Сколько лежит огромных томов путешествий, в которых девяносто девять страниц посвящается описанию фактов и одна только страница своего личного отношения к фактам; теперь все девяносто девять страниц устарели и их невозможно читать, а одна своя страница осталась и через сто лет мы берем ее в хрестоматию.
И сколько книг о путешествиях не имеет теперь никакой цены только потому, что авторы выдавали свою сказку за действительность и тем унижали собой жизнь и себя самих жизнью.
Этот вопрос о действительности и легенде мне был поставлен еще в детском моем путешествии в фантастическую Азию, которая обернулась в гимназию. Заставленный жизнью признать гимназию, в глубине души я берег свою Азию и, наверно, потому и метался из стороны в сторону, чтобы в конце концов доказать реальность своей Азии.
Вторую книгу моих северных странствований, "Колобок", мне до некоторой степени удалось построить на этом узнавании себя в обыкновенных фактах жизни, отчего сами факты становились выпуклыми, но вначале я совсем не владел пером, и только название моей первой книги сохранило в себе мои истинные переживания при этой встрече с природой после стольких лет засмысленной жизни. Я назвал свою первую книгу: "В краю непуганных птиц".
Вернувшись на Охту, я спросил у знакомых, кто лучше всех писал этнографические очерки. Мне назвали Маркова. Я посмотрел начало и себе так же начал, а потом пошло, совершенно по-своему, и, кажется, чуть ли не в месяц я написал свою книгу листов в двенадцать.
Да, не нужно никогда бояться образца. Если есть что-нибудь свое, то оно победит непременно, а если нет ничего своего, то с хорошего образца все-таки при усердии выйдет хорошая деланная вещь. А между тем этот предрассудок боязни чужого многих новичков очень смущает.

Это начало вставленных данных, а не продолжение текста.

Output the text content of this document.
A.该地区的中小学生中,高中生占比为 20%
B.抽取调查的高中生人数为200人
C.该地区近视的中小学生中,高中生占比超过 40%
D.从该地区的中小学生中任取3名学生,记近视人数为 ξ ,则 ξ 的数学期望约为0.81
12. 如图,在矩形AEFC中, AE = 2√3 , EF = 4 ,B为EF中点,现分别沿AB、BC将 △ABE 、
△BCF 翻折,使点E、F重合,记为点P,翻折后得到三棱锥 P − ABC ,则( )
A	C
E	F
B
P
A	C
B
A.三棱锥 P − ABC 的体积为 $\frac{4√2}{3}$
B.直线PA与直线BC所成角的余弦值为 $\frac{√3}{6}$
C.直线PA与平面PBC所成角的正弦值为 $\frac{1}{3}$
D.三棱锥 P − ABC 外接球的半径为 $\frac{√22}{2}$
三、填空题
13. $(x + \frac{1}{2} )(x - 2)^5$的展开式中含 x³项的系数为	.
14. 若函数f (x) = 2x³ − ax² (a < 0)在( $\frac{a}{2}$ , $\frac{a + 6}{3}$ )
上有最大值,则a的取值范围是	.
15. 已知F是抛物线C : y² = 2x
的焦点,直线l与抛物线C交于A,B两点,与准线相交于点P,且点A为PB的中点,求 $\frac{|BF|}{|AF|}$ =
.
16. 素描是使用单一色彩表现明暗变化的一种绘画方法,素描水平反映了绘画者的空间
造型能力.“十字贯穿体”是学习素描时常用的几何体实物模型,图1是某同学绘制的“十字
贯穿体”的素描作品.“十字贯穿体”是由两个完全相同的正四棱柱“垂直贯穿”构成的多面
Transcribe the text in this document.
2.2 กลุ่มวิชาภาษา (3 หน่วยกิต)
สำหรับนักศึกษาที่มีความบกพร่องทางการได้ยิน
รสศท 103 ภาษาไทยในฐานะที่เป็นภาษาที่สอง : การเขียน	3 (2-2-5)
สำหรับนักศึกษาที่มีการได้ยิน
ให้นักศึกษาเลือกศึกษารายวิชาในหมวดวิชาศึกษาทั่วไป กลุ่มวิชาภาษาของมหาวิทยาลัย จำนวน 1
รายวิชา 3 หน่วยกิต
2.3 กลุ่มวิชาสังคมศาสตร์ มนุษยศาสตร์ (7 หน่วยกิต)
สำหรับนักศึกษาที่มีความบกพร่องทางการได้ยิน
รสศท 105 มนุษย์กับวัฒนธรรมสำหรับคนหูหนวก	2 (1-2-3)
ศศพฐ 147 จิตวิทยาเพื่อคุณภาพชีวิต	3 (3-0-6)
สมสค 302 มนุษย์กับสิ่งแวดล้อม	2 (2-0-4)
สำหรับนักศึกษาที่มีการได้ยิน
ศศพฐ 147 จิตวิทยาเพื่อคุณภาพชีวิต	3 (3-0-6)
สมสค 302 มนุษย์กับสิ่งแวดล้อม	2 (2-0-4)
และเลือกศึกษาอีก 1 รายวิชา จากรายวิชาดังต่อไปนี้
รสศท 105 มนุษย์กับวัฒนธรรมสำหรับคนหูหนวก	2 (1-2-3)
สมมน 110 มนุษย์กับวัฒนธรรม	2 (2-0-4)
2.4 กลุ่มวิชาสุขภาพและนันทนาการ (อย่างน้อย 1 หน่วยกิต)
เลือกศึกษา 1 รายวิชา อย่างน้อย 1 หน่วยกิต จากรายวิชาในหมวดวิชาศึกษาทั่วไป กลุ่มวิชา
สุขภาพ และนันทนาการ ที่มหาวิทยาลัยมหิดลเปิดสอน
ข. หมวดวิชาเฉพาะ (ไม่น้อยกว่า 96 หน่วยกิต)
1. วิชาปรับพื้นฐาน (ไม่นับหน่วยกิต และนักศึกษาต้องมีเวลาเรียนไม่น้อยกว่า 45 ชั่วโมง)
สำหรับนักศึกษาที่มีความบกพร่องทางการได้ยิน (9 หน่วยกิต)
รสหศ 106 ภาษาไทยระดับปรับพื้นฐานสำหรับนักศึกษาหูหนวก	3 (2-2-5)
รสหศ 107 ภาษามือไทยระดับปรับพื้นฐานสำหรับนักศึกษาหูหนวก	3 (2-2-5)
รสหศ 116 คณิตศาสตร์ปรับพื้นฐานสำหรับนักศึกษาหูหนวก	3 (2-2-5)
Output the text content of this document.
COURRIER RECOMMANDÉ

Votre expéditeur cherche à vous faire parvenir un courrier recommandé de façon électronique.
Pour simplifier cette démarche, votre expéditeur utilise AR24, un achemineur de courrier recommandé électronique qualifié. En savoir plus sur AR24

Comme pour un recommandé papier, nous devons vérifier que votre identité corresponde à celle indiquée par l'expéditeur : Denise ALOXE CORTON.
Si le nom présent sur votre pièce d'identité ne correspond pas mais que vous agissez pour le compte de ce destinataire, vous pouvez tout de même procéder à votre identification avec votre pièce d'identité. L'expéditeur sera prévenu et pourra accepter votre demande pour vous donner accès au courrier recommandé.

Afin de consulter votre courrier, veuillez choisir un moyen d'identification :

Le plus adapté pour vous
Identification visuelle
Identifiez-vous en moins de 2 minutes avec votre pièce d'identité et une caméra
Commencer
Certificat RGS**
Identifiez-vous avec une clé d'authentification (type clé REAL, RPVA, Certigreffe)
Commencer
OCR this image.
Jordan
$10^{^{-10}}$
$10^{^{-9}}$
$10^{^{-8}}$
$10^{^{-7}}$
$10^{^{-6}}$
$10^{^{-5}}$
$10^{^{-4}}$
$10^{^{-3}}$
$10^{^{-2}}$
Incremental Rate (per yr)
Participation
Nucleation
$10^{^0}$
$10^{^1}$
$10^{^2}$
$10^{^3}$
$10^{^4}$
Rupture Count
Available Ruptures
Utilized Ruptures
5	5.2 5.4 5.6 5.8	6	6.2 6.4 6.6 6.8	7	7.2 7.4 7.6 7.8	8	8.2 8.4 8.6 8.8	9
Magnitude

На этой книге я понял причину своих первых неудач в литературе. Они были потому, что я не мог быть самим собой. Теперь я понял себя, что по природе я не литератор, а живописец, ведь я мало смею выдумать, я работаю по натуре, и если дерево стоит направо, а я напишу налево, то рисунок мне обыкновенно не удастся. Но я вижу все живописно и, не приученный к рисованию, пользуюсь словами и фразами, как красками и линиями. Так, будучи по природе живописцем, я стал пользоваться для выражения себя силой другого искусства, и это вторая причина, почему я до сих пор иду на тележном ходу. Что же делать-то? При усердии и так хорошо. А, может-быть, и все художники работают мастерством чужого искусства, пользуясь силой родного? Может-быть, и само искусство начинается взамен утраченного родства?
Издатель спросил меня:
- Ваше основное занятие живопись?
Вероятно, он основал свой вопрос на множестве моих живых фотографий, но после и другие писали, что книга построена на зрительных впечатлениях. Издателю Девриену очень понравились и мои фотографии, и по-своему, наверно, и описание природы неведомого ему края, такого близкого к Петербургу и не менее таинственного, чем отдаленная Новая Гвинея и Центральная Африка. Швейцарец спросил меня еще:
- А нельзя ли там где-нибудь купить дачу?
- Комаров очень много, - ответил я.
Он опечалился. Мне показалось, что он из-за этого может разочароваться и в книге. Я поспешил успокоить старика будущностью края, когда болота будут осушены, и уничтожатся комары.
- Место, - сказал я, - можно купить и теперь, а дачу построить, когда осушат болота.
Он опять обрадовался, а я, осмелев, попросил его прослушать одну главу в моем чтении. Тогда он вышел в другую комнату, привел с собой детей, вероятно, внуков и внучек, усадил их и велел слушать. После того, как я прочел главу, старик, показав сам пример, велел детям аплодировать. Книга решительно понравилась издателю и он тут же в первый разговор дал за нее мне шестьсот рублей и сдал в печать для роскошного издания.
Я устроил свою первую книгу, не имея никаких связей, не зная в Петербурге ни одного литература, даже корреспондента. Мне дали за книгу медаль в Географическом обществе, и в "Русских Ведомостях" я стал постоянным сотрудником. Я схватил свое счастье, как птицу на лету, одним метким выстрелом. Но мало того, что я схватил, мне кажется, я тут же и посолил свое счастье, чтобы оно не испортилось, как это сплошь и рядом бывает у многих удачно начинающих литераторов.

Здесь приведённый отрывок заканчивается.